# What do you think? PB?



## Tbarrios333 (May 31, 2009)

http://www.petfinder.com/petnote/displaypet.cgi?petid=14113014

It says "Mix" but I don't see a Mix in there. He is handsome though. Guess I'll have to go look at him


----------



## GSDBESTK9 (Mar 26, 2002)

Purebred


----------



## Lauri & The Gang (Jun 28, 2001)

They probably never saw a Sable before.


----------



## GSDBESTK9 (Mar 26, 2002)

He is not a Sable as far as I can tell. Just a Blanket Black and Tan.


----------



## Myamom (Oct 10, 2005)

VERY common for shelters to use (mix) as a routine.


----------



## Crabtree (Jan 6, 2006)

Handsome boy! I second the purebred vote!


----------



## SunCzarina (Nov 24, 2000)

Did they mention he was handsome? LOL very handsome


----------



## HeidiW (Apr 9, 2009)

PB and Handsome!


----------



## JerzeyGSD (Jun 26, 2008)

> Originally Posted By: myamomVERY common for shelters to use (mix) as a routine.

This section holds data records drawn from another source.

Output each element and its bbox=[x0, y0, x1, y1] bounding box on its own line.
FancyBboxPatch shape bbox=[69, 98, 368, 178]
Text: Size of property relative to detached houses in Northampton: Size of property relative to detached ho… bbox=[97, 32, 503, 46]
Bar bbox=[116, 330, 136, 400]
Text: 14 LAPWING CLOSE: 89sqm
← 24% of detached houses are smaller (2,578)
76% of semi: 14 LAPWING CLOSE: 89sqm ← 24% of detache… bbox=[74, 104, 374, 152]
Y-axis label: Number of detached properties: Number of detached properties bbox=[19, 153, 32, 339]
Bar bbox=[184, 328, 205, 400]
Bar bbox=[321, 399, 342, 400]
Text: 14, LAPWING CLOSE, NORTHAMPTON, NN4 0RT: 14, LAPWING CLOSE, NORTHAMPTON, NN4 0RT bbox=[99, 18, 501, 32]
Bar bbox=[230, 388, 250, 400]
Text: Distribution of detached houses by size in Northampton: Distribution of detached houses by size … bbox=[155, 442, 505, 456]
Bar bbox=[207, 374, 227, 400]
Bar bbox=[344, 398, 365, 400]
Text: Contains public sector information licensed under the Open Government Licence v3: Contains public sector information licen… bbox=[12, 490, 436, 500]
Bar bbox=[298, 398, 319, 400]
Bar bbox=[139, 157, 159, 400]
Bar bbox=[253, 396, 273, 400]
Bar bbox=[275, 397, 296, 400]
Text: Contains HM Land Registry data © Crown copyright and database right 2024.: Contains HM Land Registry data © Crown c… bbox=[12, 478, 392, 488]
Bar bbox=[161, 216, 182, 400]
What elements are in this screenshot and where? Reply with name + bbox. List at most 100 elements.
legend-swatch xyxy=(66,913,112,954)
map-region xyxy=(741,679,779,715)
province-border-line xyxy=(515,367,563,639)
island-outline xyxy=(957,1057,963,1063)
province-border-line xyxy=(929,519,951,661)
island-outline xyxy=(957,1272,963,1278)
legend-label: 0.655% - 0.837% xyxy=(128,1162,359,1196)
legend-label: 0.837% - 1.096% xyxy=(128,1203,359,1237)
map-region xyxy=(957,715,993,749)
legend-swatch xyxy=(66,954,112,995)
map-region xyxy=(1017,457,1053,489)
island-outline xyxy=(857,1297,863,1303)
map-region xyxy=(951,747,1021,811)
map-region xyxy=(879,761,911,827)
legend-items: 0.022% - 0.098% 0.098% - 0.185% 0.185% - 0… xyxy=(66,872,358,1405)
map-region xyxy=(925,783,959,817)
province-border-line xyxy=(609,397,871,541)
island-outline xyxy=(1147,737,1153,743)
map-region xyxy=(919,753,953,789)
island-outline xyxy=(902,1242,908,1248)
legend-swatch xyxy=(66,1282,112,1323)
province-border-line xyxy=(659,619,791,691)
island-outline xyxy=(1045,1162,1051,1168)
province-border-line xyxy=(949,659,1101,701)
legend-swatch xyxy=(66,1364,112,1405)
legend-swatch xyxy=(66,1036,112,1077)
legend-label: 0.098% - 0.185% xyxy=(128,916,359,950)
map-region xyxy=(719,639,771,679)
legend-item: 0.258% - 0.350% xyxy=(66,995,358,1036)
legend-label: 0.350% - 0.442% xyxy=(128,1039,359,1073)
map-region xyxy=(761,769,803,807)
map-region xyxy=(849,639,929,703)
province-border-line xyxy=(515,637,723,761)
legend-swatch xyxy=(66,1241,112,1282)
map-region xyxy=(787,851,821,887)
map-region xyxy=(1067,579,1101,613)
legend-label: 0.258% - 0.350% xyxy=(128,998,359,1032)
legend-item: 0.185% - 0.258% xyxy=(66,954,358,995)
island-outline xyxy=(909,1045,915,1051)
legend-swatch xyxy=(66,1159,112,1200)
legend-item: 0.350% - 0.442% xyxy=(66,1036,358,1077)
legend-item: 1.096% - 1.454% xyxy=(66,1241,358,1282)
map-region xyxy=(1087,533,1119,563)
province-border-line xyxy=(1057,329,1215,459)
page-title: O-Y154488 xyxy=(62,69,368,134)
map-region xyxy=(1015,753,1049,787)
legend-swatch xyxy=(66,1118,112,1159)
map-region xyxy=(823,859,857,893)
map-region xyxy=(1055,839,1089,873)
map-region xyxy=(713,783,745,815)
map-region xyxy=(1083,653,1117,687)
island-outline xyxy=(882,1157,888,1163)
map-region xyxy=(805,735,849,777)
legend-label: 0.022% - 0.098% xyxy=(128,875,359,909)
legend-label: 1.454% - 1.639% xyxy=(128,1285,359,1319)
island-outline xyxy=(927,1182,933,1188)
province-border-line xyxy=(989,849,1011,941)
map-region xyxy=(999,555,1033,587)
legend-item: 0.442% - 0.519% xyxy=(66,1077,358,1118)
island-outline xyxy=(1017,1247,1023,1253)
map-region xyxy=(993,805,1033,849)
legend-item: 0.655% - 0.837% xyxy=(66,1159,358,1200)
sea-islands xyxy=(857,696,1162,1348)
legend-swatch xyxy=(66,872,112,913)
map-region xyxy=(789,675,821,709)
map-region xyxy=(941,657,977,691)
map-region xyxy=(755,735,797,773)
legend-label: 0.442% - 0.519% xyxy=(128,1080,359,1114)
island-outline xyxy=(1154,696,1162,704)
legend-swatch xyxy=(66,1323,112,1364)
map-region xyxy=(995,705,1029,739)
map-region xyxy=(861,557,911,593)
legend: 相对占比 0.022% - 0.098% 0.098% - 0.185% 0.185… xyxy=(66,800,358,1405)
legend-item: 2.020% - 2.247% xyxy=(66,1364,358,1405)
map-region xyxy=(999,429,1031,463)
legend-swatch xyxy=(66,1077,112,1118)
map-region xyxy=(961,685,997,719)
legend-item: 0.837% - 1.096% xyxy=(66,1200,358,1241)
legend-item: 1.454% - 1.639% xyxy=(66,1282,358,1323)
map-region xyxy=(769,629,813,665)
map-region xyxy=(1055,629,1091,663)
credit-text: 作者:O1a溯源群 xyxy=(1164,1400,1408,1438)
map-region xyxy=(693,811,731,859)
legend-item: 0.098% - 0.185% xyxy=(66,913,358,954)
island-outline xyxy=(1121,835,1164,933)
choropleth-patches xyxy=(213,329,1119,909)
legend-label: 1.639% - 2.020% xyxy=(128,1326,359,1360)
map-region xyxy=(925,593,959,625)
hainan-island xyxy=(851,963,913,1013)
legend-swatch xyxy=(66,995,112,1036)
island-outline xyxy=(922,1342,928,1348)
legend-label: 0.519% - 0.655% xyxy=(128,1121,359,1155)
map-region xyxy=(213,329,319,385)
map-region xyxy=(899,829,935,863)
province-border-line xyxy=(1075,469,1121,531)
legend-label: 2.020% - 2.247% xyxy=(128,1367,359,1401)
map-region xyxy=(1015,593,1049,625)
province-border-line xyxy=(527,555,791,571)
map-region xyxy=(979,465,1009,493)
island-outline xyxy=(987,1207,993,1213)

I agree. I think they put mix on there just to cover the bases and not get customers upset if they think they're getting a PB dog and it turns out to be a mix.


----------



## Tbarrios333 (May 31, 2009)

He is Leash - Reactive though, and they're unsure if he's good with other dogs. Guess I'll have to find out. Wish him luck


----------